Ottobrunn – Eine Familie erlebt im frisch bezogenen Haus in Ottobrunn als erstes einen Wasserschaden im Bad und findet aufgrund voller Terminbücher zunächst keine Handwerker, die Abhilfe schaffen können. Über eine Internetplattform gelangt das Paar Kerstin und Alfred Deixler (beide 33 Jahre alt) an einen Handwerker aus dem Landkreis Freising, der in vier Wochen alles erledigt haben will. Aber wie sich herausstellt, bringt er die Arbeiten nicht zu Ende. Deshalb wollen die Geschädigten andere davor warnen, auf diese Masche hereinzufallen.

Die Renovierung stockt: Alfred und Kerstin Deixler mit Baby Phil vor der Langzeitbaustelle. Links das Badezimmer, das seit Monaten unbenutzbar ist.
Die Renovierung stockt: Alfred und Kerstin Deixler mit Baby Phil vor der Langzeitbaustelle. Links das Badezimmer, das seit Monaten unbenutzbar ist. © MSC

Im Oktober 2022 kaufen sie ein Haus in Ottobrunn

Die jungen Eigentümer kommen ursprünglich aus dem Landkreis München. Alfred Deixler ist aus Ottobrunn, Kerstin Deixler in Höhenkirchen aufgewachsen. Zunächst wohnten sie in München, suchten sich dann ein Eigenheim mit dem Wunsch, eine Familie zu gründen und kauften gegen Ende der Coronapandemie, im Oktober 2022, ein Haus in Ottobrunn.

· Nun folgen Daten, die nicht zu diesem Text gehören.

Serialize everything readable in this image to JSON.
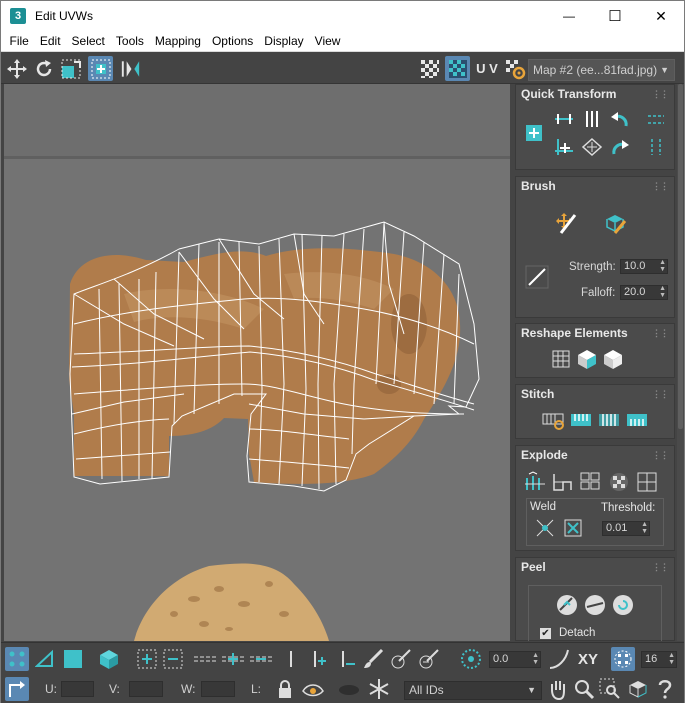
{
  "window": {
    "title": "Edit UVWs",
    "app_icon_text": "3",
    "minimize": "—",
    "maximize": "☐",
    "close": "✕"
  },
  "menu": [
    "File",
    "Edit",
    "Select",
    "Tools",
    "Mapping",
    "Options",
    "Display",
    "View"
  ],
  "toolbar": {
    "uv_label": "U V",
    "map_selector": "Map #2 (ee...81fad.jpg)"
  },
  "panel": {
    "quick_transform": {
      "title": "Quick Transform"
    },
    "brush": {
      "title": "Brush",
      "strength_label": "Strength:",
      "strength_value": "10.0",
      "falloff_label": "Falloff:",
      "falloff_value": "20.0"
    },
    "reshape": {
      "title": "Reshape Elements"
    },
    "stitch": {
      "title": "Stitch"
    },
    "explode": {
      "title": "Explode",
      "weld_label": "Weld",
      "threshold_label": "Threshold:",
      "threshold_value": "0.01"
    },
    "peel": {
      "title": "Peel",
      "detach_label": "Detach",
      "detach_checked": true
    }
  },
  "bottom": {
    "rotate_value": "0.0",
    "xy_label": "XY",
    "grid_value": "16",
    "u_label": "U:",
    "v_label": "V:",
    "w_label": "W:",
    "l_label": "L:",
    "ids_value": "All IDs"
  },
  "colors": {
    "accent": "#3fc1c9",
    "selection_blue": "#5a88b3",
    "background": "#444444"
  }
}
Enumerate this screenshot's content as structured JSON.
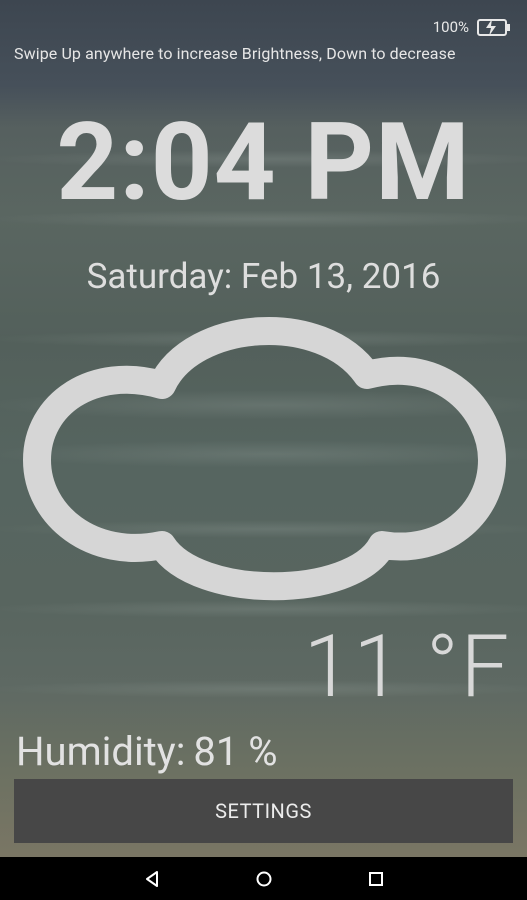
{
  "status": {
    "battery_level": "100%"
  },
  "hint_text": "Swipe Up anywhere to increase Brightness, Down to decrease",
  "clock": {
    "time": "2:04 PM",
    "date": "Saturday: Feb 13, 2016"
  },
  "weather": {
    "icon": "cloud-icon",
    "temperature": "11 °F",
    "humidity_label": "Humidity:",
    "humidity_value": "81 %"
  },
  "settings_label": "SETTINGS",
  "nav": {
    "back": "back-icon",
    "home": "home-icon",
    "recents": "recents-icon"
  }
}
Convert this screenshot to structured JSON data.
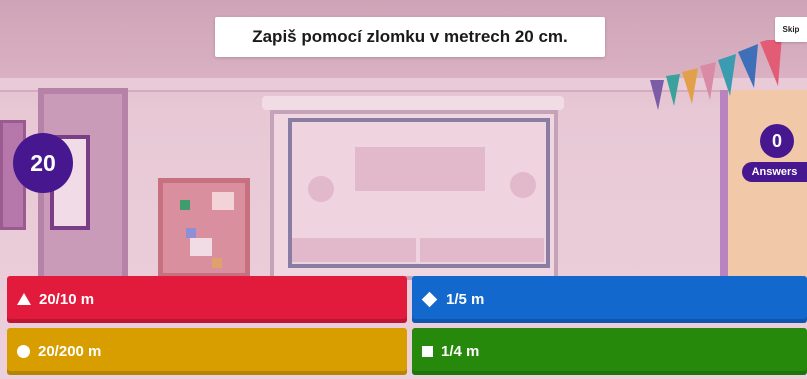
{
  "question": {
    "text": "Zapiš pomocí zlomku v metrech 20 cm."
  },
  "skip": {
    "label": "Skip"
  },
  "timer": {
    "value": "20"
  },
  "answers_counter": {
    "count": "0",
    "label": "Answers"
  },
  "answers": [
    {
      "shape": "triangle-icon",
      "label": "20/10 m",
      "color": "#e21b3c"
    },
    {
      "shape": "diamond-icon",
      "label": "1/5 m",
      "color": "#1368ce"
    },
    {
      "shape": "circle-icon",
      "label": "20/200 m",
      "color": "#d89e00"
    },
    {
      "shape": "square-icon",
      "label": "1/4 m",
      "color": "#26890c"
    }
  ],
  "colors": {
    "accent_purple": "#46178f",
    "red": "#e21b3c",
    "blue": "#1368ce",
    "yellow": "#d89e00",
    "green": "#26890c"
  }
}
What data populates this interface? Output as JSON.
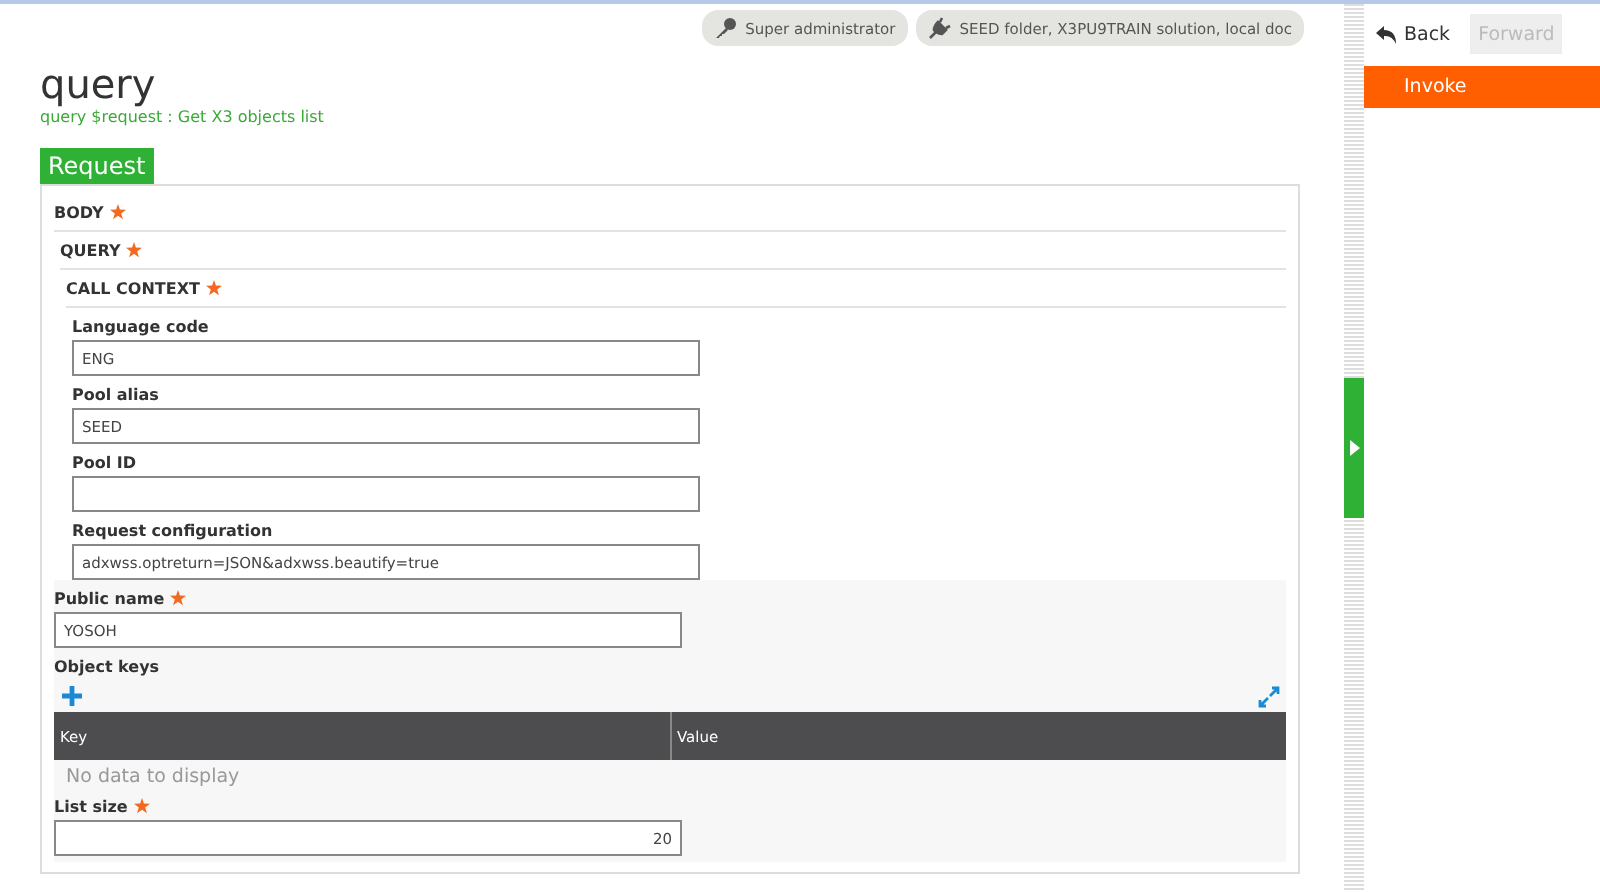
{
  "header_badges": [
    {
      "kind": "key",
      "label": "Super administrator"
    },
    {
      "kind": "plug",
      "label": "SEED folder, X3PU9TRAIN solution, local doc"
    }
  ],
  "title": "query",
  "subtitle": "query $request : Get X3 objects list",
  "tabs": [
    {
      "label": "Request",
      "selected": true
    }
  ],
  "sections": [
    {
      "label": "BODY",
      "required": true
    },
    {
      "label": "QUERY",
      "required": true
    },
    {
      "label": "CALL CONTEXT",
      "required": true
    }
  ],
  "context_fields": [
    {
      "label": "Language code",
      "value": "ENG"
    },
    {
      "label": "Pool alias",
      "value": "SEED"
    },
    {
      "label": "Pool ID"
    },
    {
      "label": "Request configuration",
      "value": "adxwss.optreturn=JSON&adxwss.beautify=true"
    }
  ],
  "public_name": {
    "label": "Public name",
    "required": true,
    "value": "YOSOH"
  },
  "object_keys": {
    "label": "Object keys",
    "columns": [
      "Key",
      "Value"
    ],
    "empty_text": "No data to display"
  },
  "list_size": {
    "label": "List size",
    "required": true,
    "value": "20"
  },
  "side_panel": {
    "back": {
      "label": "Back",
      "disabled": false
    },
    "forward": {
      "label": "Forward",
      "disabled": true
    },
    "actions": [
      {
        "label": "Invoke",
        "selected": true
      }
    ]
  }
}
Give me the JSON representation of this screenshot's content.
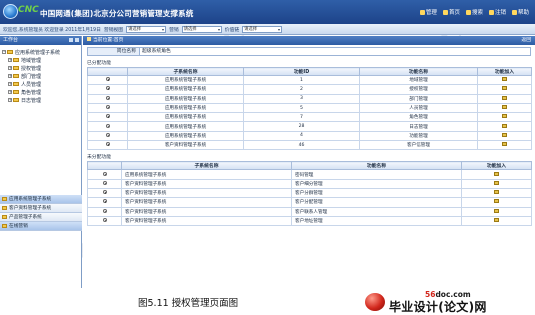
{
  "app": {
    "logo_text": "CNC",
    "title": "中国网通(集团)北京分公司营销管理支撑系统",
    "top_links": [
      "管理",
      "首页",
      "搜索",
      "注销",
      "帮助"
    ]
  },
  "infobar": {
    "welcome": "欢迎您,系统管理员 欢迎登录 2011年1月19日",
    "fields": [
      {
        "label": "营销视图",
        "value": "请选择"
      },
      {
        "label": "营销",
        "value": "请选择"
      },
      {
        "label": "价值链",
        "value": "请选择"
      }
    ]
  },
  "left": {
    "panel_title": "工作台",
    "tree": [
      {
        "label": "应用系统管理子系统",
        "child": false
      },
      {
        "label": "地域管理",
        "child": true
      },
      {
        "label": "授权管理",
        "child": true
      },
      {
        "label": "部门管理",
        "child": true
      },
      {
        "label": "人员管理",
        "child": true
      },
      {
        "label": "角色管理",
        "child": true
      },
      {
        "label": "日志管理",
        "child": true
      }
    ],
    "nav": [
      {
        "label": "应用系统管理子系统",
        "active": true
      },
      {
        "label": "客户资料管理子系统",
        "active": false
      },
      {
        "label": "产品管理子系统",
        "active": false
      },
      {
        "label": "在线营销",
        "active": true
      }
    ]
  },
  "main": {
    "breadcrumb": "当前位置:首页",
    "back_label": "返回",
    "role_label": "岗位名称",
    "role_value": "超级系统角色",
    "assigned_label": "已分配功能",
    "unassigned_label": "未分配功能",
    "assigned_headers": [
      "",
      "子系统名称",
      "功能ID",
      "功能名称",
      "功能加入"
    ],
    "assigned_rows": [
      {
        "sub": "应用系统管理子系统",
        "id": "1",
        "name": "地域管理"
      },
      {
        "sub": "应用系统管理子系统",
        "id": "2",
        "name": "授权管理"
      },
      {
        "sub": "应用系统管理子系统",
        "id": "3",
        "name": "部门管理"
      },
      {
        "sub": "应用系统管理子系统",
        "id": "5",
        "name": "人员管理"
      },
      {
        "sub": "应用系统管理子系统",
        "id": "7",
        "name": "角色管理"
      },
      {
        "sub": "应用系统管理子系统",
        "id": "28",
        "name": "日志管理"
      },
      {
        "sub": "应用系统管理子系统",
        "id": "4",
        "name": "功能管理"
      },
      {
        "sub": "客户资料管理子系统",
        "id": "46",
        "name": "客户信管理"
      }
    ],
    "unassigned_headers": [
      "",
      "子系统名称",
      "功能名称",
      "功能加入"
    ],
    "unassigned_rows": [
      {
        "sub": "应用系统管理子系统",
        "name": "密码管理"
      },
      {
        "sub": "客户资料管理子系统",
        "name": "客户细分管理"
      },
      {
        "sub": "客户资料管理子系统",
        "name": "客户分群管理"
      },
      {
        "sub": "客户资料管理子系统",
        "name": "客户分配管理"
      },
      {
        "sub": "客户资料管理子系统",
        "name": "客户联系人管理"
      },
      {
        "sub": "客户资料管理子系统",
        "name": "客户地址管理"
      }
    ]
  },
  "caption": "图5.11  授权管理页面图",
  "brand": {
    "site_prefix": "56",
    "site_rest": "doc.com",
    "name": "毕业设计(论文)网"
  },
  "watermark": "56DOC.COM"
}
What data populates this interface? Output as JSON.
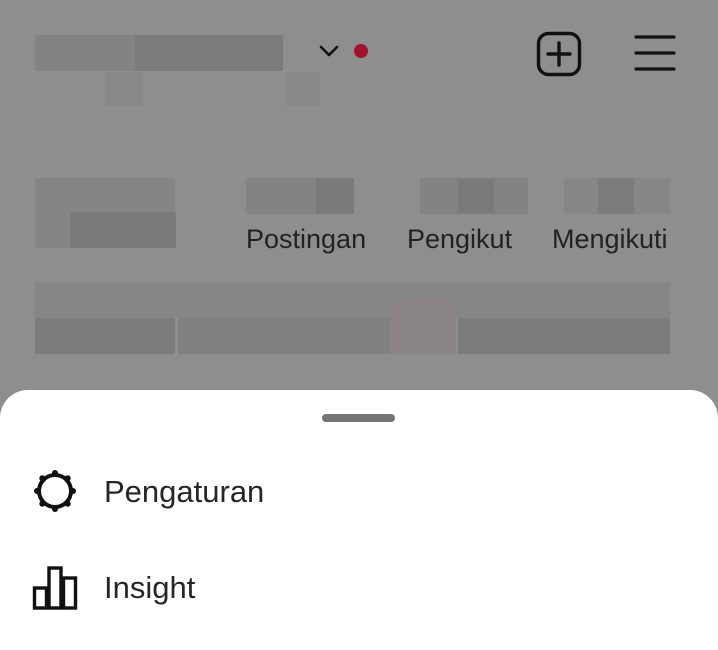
{
  "header": {
    "username_masked": "",
    "dropdown_icon": "chevron-down-icon",
    "notification_color": "#a5102c",
    "add_icon": "plus-square-icon",
    "menu_icon": "hamburger-menu-icon"
  },
  "profile": {
    "stats": [
      {
        "label": "Postingan"
      },
      {
        "label": "Pengikut"
      },
      {
        "label": "Mengikuti"
      }
    ]
  },
  "sheet": {
    "items": [
      {
        "label": "Pengaturan",
        "icon": "gear-icon"
      },
      {
        "label": "Insight",
        "icon": "bar-chart-icon"
      }
    ]
  }
}
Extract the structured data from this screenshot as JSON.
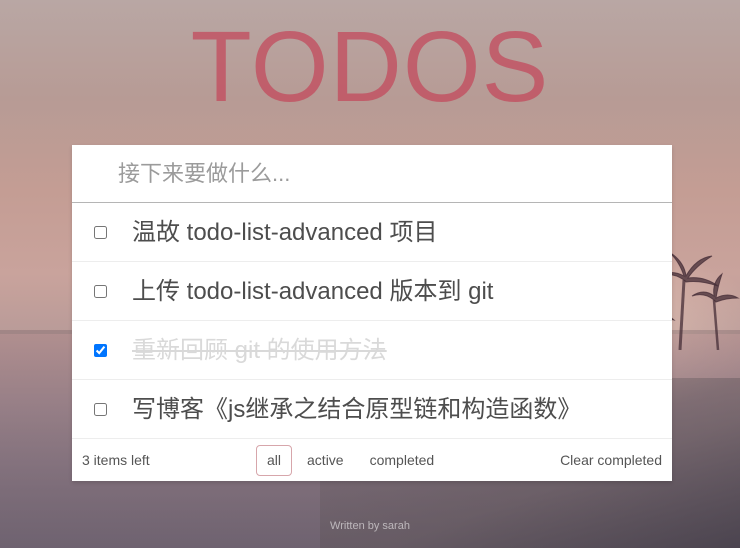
{
  "header": {
    "title": "TODOS"
  },
  "new_todo": {
    "placeholder": "接下来要做什么..."
  },
  "todos": [
    {
      "label": "温故 todo-list-advanced 项目",
      "completed": false
    },
    {
      "label": "上传 todo-list-advanced 版本到 git",
      "completed": false
    },
    {
      "label": "重新回顾 git 的使用方法",
      "completed": true
    },
    {
      "label": "写博客《js继承之结合原型链和构造函数》",
      "completed": false
    }
  ],
  "footer": {
    "items_left": "3 items left",
    "filters": [
      {
        "label": "all",
        "selected": true
      },
      {
        "label": "active",
        "selected": false
      },
      {
        "label": "completed",
        "selected": false
      }
    ],
    "clear_label": "Clear completed"
  },
  "credit": "Written by sarah",
  "colors": {
    "title": "#c4465a",
    "selected_filter_border": "#d7a6ab",
    "completed_text": "#d9d9d9"
  }
}
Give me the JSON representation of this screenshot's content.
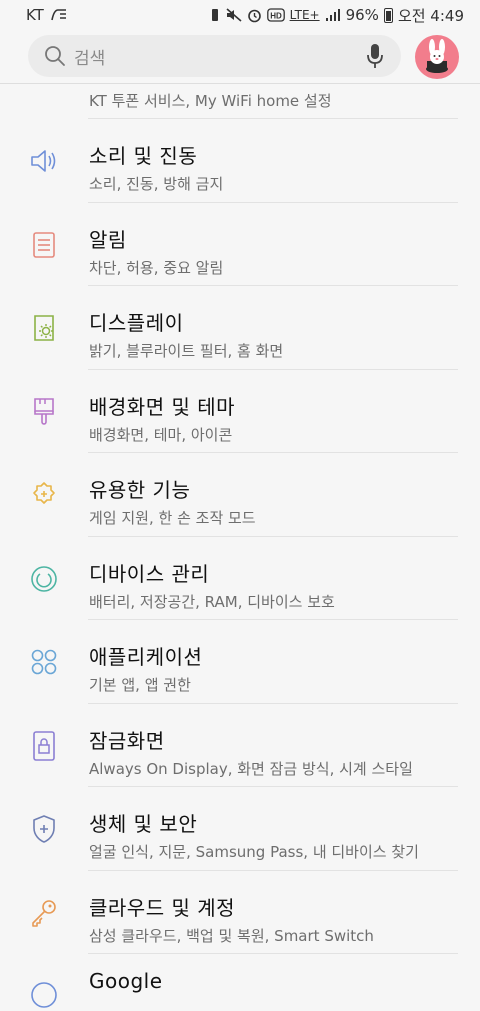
{
  "status_bar": {
    "carrier": "KT",
    "battery": "96%",
    "time": "오전 4:49",
    "network": "LTE+"
  },
  "search": {
    "placeholder": "검색"
  },
  "settings": [
    {
      "title": "",
      "subtitle": "KT 투폰 서비스, My WiFi home 설정",
      "icon": "connections-icon"
    },
    {
      "title": "소리 및 진동",
      "subtitle": "소리, 진동, 방해 금지",
      "icon": "speaker-icon",
      "color": "#6f8fd8"
    },
    {
      "title": "알림",
      "subtitle": "차단, 허용, 중요 알림",
      "icon": "notification-icon",
      "color": "#e58a7e"
    },
    {
      "title": "디스플레이",
      "subtitle": "밝기, 블루라이트 필터, 홈 화면",
      "icon": "display-icon",
      "color": "#8cb246"
    },
    {
      "title": "배경화면 및 테마",
      "subtitle": "배경화면, 테마, 아이콘",
      "icon": "paintbrush-icon",
      "color": "#b777c9"
    },
    {
      "title": "유용한 기능",
      "subtitle": "게임 지원, 한 손 조작 모드",
      "icon": "puzzle-gear-icon",
      "color": "#e8b64a"
    },
    {
      "title": "디바이스 관리",
      "subtitle": "배터리, 저장공간, RAM, 디바이스 보호",
      "icon": "device-care-icon",
      "color": "#4db5a3"
    },
    {
      "title": "애플리케이션",
      "subtitle": "기본 앱, 앱 권한",
      "icon": "apps-icon",
      "color": "#6aa6d6"
    },
    {
      "title": "잠금화면",
      "subtitle": "Always On Display, 화면 잠금 방식, 시계 스타일",
      "icon": "lock-screen-icon",
      "color": "#8b7fd3"
    },
    {
      "title": "생체 및 보안",
      "subtitle": "얼굴 인식, 지문, Samsung Pass, 내 디바이스 찾기",
      "icon": "shield-icon",
      "color": "#6f7fb3"
    },
    {
      "title": "클라우드 및 계정",
      "subtitle": "삼성 클라우드, 백업 및 복원, Smart Switch",
      "icon": "key-icon",
      "color": "#e79a55"
    },
    {
      "title": "Google",
      "subtitle": "",
      "icon": "google-icon",
      "color": "#6f8fd8"
    }
  ]
}
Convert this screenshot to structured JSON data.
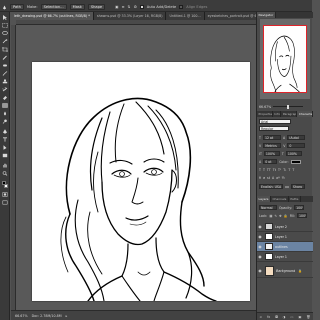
{
  "options_bar": {
    "tool_mode": "Path",
    "make_label": "Make:",
    "selection_btn": "Selection...",
    "mask_btn": "Mask",
    "shape_btn": "Shape",
    "auto_add_delete_label": "Auto Add/Delete",
    "auto_add_delete_checked": true,
    "align_edges_label": "Align Edges"
  },
  "tabs": [
    {
      "label": "leth_drawing.psd @ 66.7% (outlines, RGB/8) *",
      "active": true
    },
    {
      "label": "shawns.psd @ 33.3% (Layer 16, RGB/8)",
      "active": false
    },
    {
      "label": "Untitled-1 @ 100...",
      "active": false
    },
    {
      "label": "eyesketches_portrait.psd @ 66.7% (Layer 1, RGB/8)",
      "active": false
    }
  ],
  "statusbar": {
    "zoom": "66.67%",
    "doc": "Doc: 2.78M/10.8M"
  },
  "navigator": {
    "tab": "Navigator",
    "zoom": "66.67%"
  },
  "character_panel": {
    "tabs": [
      "Properties",
      "Info",
      "Paragraph",
      "Character"
    ],
    "active_tab": "Character",
    "font_family": "Arial",
    "font_style": "Regular",
    "font_size": "12 pt",
    "leading": "(Auto)",
    "kerning": "Metrics",
    "tracking": "0",
    "vertical_scale": "100%",
    "horizontal_scale": "100%",
    "baseline_shift": "0 pt",
    "color_label": "Color:",
    "color_hex": "#000000",
    "language": "English: USA",
    "antialias": "Sharp"
  },
  "layers_panel": {
    "tabs": [
      "Layers",
      "Channels",
      "Paths"
    ],
    "active_tab": "Layers",
    "blend_mode": "Normal",
    "opacity_label": "Opacity:",
    "opacity": "100%",
    "lock_label": "Lock:",
    "fill_label": "Fill:",
    "fill": "100%",
    "layers": [
      {
        "name": "Layer 2",
        "selected": false,
        "italic": false,
        "thumb": "#d6d6d6"
      },
      {
        "name": "Layer 1",
        "selected": false,
        "italic": false,
        "thumb": "#ffffff"
      },
      {
        "name": "outlines",
        "selected": true,
        "italic": false,
        "thumb": "#f2f2f2"
      },
      {
        "name": "Layer 1",
        "selected": false,
        "italic": false,
        "thumb": "#ffffff"
      },
      {
        "name": "Background",
        "selected": false,
        "italic": true,
        "thumb": "#f4dcc0"
      }
    ],
    "footer_icons": [
      "link-icon",
      "fx-icon",
      "mask-icon",
      "adjustment-icon",
      "folder-icon",
      "new-layer-icon",
      "trash-icon"
    ],
    "footer_glyphs": [
      "∞",
      "fx",
      "◘",
      "◑",
      "▭",
      "▣",
      "🗑"
    ]
  },
  "colors": {
    "foreground": "#000000",
    "background": "#ffffff",
    "accent_nav": "#e0242a",
    "selected_layer": "#6b84a3"
  }
}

Die Renovierung stockt: Alfred und Kerstin Deixler mit Baby Phil vor der Langzeitbaustelle.
Die Renovierung stockt: Alfred und Kerstin Deixler mit Baby Phil vor der Langzeitbaustelle. © MSC

Zwei Tage nach der Schlüsselübergabe läuft der Eingangsbereich voll Wasser.

Das ungetrübte Glück dauerte nicht lange. Zwei Tage nach der Schlüsselübergabe lief der Eingangsbereich voll Wasser. Wie sich herausstellte, war anno dazumal im Badezimmer ein falsches Rohr in der Dusche verbaut worden. Das Wasser bahnte sich nun ungehindert aus der Dusche einen Weg in den Flur. Für das Ehepaar kam der Schaden einem Super-GAU gleich. Schließlich hatten die beiden über eine Million Euro für das Haus bezahlt. Aber es kam noch schlimmer. Das verbaute Rohrsystem wird in dieser Art nicht mehr produziert, weshalb geraten wurde, alle Rohre auszutauschen und das gesamte Bad zu renovieren.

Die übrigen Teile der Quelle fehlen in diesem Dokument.